The missed payment constitutes an event of default, and, therefore, the company entered into a forbearance agreement with lenders that is in effect through Oct. 30.

Even with the forbearance, pricing on the credit facility is increasing by 200 basis points as a result of the default.

FairPoint is a Charlotte, N.C.-based provider of communications services.

Stream closes

In other news, Stream Global Services Inc. closed on its $100 million asset-based revolving credit facility, according to a news release.

Wells Fargo Foothill led the deal and is the agent.
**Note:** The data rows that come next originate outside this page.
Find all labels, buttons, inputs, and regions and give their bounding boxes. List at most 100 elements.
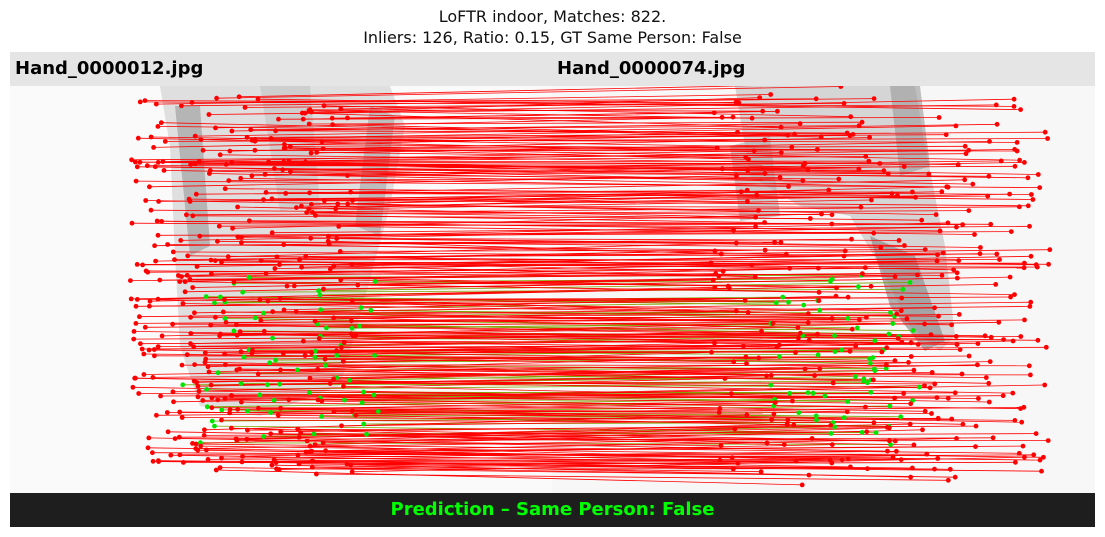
inlier-keypoint	[252, 315, 258, 321]
inlier-keypoint	[307, 390, 312, 395]
outlier-keypoint	[190, 441, 195, 446]
outlier-keypoint	[939, 273, 945, 278]
outlier-keypoint	[752, 274, 758, 280]
outlier-keypoint	[1018, 406, 1023, 411]
outlier-keypoint	[331, 315, 337, 321]
outlier-keypoint	[185, 253, 191, 259]
outlier-keypoint	[910, 189, 915, 195]
outlier-keypoint	[147, 184, 152, 190]
prediction-bar: Prediction – Same Person: False	[10, 493, 1095, 527]
outlier-keypoint	[786, 184, 791, 189]
outlier-keypoint	[155, 296, 161, 302]
outlier-keypoint	[885, 171, 891, 177]
outlier-keypoint	[353, 412, 359, 418]
outlier-keypoint	[153, 258, 159, 264]
outlier-keypoint	[171, 399, 176, 405]
outlier-keypoint	[1011, 96, 1017, 102]
outlier-keypoint	[935, 252, 940, 258]
outlier-keypoint	[206, 112, 212, 117]
outlier-keypoint	[1011, 104, 1017, 109]
outlier-keypoint	[771, 411, 777, 417]
outlier-match-line	[239, 86, 754, 98]
outlier-keypoint	[985, 193, 991, 199]
outlier-keypoint	[261, 197, 266, 202]
outlier-keypoint	[307, 190, 312, 196]
outlier-match-line	[182, 303, 749, 313]
inlier-keypoint	[829, 276, 835, 282]
inlier-keypoint	[917, 384, 922, 390]
inlier-keypoint	[872, 338, 878, 344]
outlier-keypoint	[892, 358, 898, 364]
outlier-keypoint	[1001, 337, 1006, 342]
outlier-keypoint	[291, 283, 297, 289]
inlier-keypoint	[822, 393, 828, 399]
outlier-keypoint	[129, 157, 134, 163]
inlier-keypoint	[270, 335, 275, 341]
outlier-match-line	[285, 147, 1020, 161]
outlier-keypoint	[934, 395, 940, 400]
match-canvas	[10, 86, 1095, 493]
outlier-keypoint	[898, 308, 904, 314]
outlier-keypoint	[304, 438, 310, 444]
outlier-keypoint	[334, 236, 340, 242]
outlier-keypoint	[134, 164, 140, 170]
outlier-keypoint	[945, 220, 951, 226]
outlier-keypoint	[935, 415, 941, 421]
outlier-match-line	[355, 414, 794, 426]
inlier-keypoint	[372, 279, 378, 284]
outlier-match-line	[276, 462, 951, 470]
outlier-keypoint	[339, 423, 344, 429]
outlier-keypoint	[927, 385, 933, 391]
outlier-match-line	[352, 410, 963, 425]
inlier-keypoint	[864, 380, 870, 386]
inlier-keypoint	[780, 294, 786, 300]
outlier-keypoint	[220, 309, 226, 315]
outlier-keypoint	[817, 366, 823, 372]
outlier-keypoint	[1018, 107, 1023, 112]
outlier-keypoint	[244, 436, 250, 442]
outlier-keypoint	[258, 258, 264, 263]
outlier-keypoint	[1045, 136, 1050, 141]
outlier-keypoint	[778, 239, 784, 245]
outlier-match-line	[351, 322, 774, 335]
outlier-keypoint	[236, 94, 242, 100]
outlier-match-line	[340, 249, 926, 252]
outlier-keypoint	[187, 276, 193, 282]
outlier-keypoint	[1037, 185, 1043, 190]
outlier-keypoint	[778, 150, 784, 155]
inlier-keypoint	[841, 415, 847, 420]
outlier-keypoint	[231, 279, 237, 285]
outlier-match-line	[283, 244, 787, 255]
outlier-keypoint	[133, 375, 138, 381]
outlier-keypoint	[954, 436, 959, 441]
outlier-keypoint	[181, 460, 186, 465]
inlier-keypoint	[203, 294, 209, 300]
outlier-keypoint	[192, 161, 198, 167]
outlier-keypoint	[147, 298, 153, 304]
outlier-keypoint	[778, 124, 784, 130]
outlier-keypoint	[802, 366, 808, 372]
outlier-keypoint	[857, 317, 862, 323]
outlier-keypoint	[270, 309, 276, 315]
outlier-keypoint	[719, 166, 725, 172]
outlier-match-line	[240, 346, 1047, 353]
outlier-match-line	[283, 351, 882, 354]
outlier-keypoint	[244, 135, 250, 140]
outlier-keypoint	[915, 342, 921, 347]
inlier-keypoint	[209, 418, 215, 424]
outlier-keypoint	[764, 440, 770, 446]
outlier-match-line	[309, 364, 978, 379]
outlier-keypoint	[719, 114, 725, 120]
outlier-keypoint	[1027, 304, 1033, 309]
inlier-keypoint	[359, 400, 365, 406]
inlier-keypoint	[900, 286, 906, 292]
outlier-keypoint	[708, 260, 714, 266]
outlier-keypoint	[871, 420, 877, 425]
outlier-match-line	[323, 427, 890, 444]
outlier-keypoint	[323, 448, 328, 454]
outlier-keypoint	[239, 240, 244, 245]
outlier-keypoint	[764, 373, 769, 379]
outlier-match-line	[236, 423, 911, 440]
outlier-keypoint	[266, 159, 271, 165]
outlier-keypoint	[970, 181, 976, 187]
Other lenders include Goldman Sachs Lending Partners LLC, Morgan Stanley Senior Funding Inc. and Royal Bank of Canada.

Completing the revolver was one of the conditions of a $200 million 11.25% senior secured notes offering that the company priced at 95.454%.

Another condition of the notes was the closing of the previously announced combination with eTelecare Global Solutions Inc., which took place on Thursday as well.

Proceeds from the notes were used to refinance the debt of Stream and eTelecare and for general corporate purposes.

Stream is a Wellesley, Mass.-based provider of customer relationship management and other business process outsourcing services.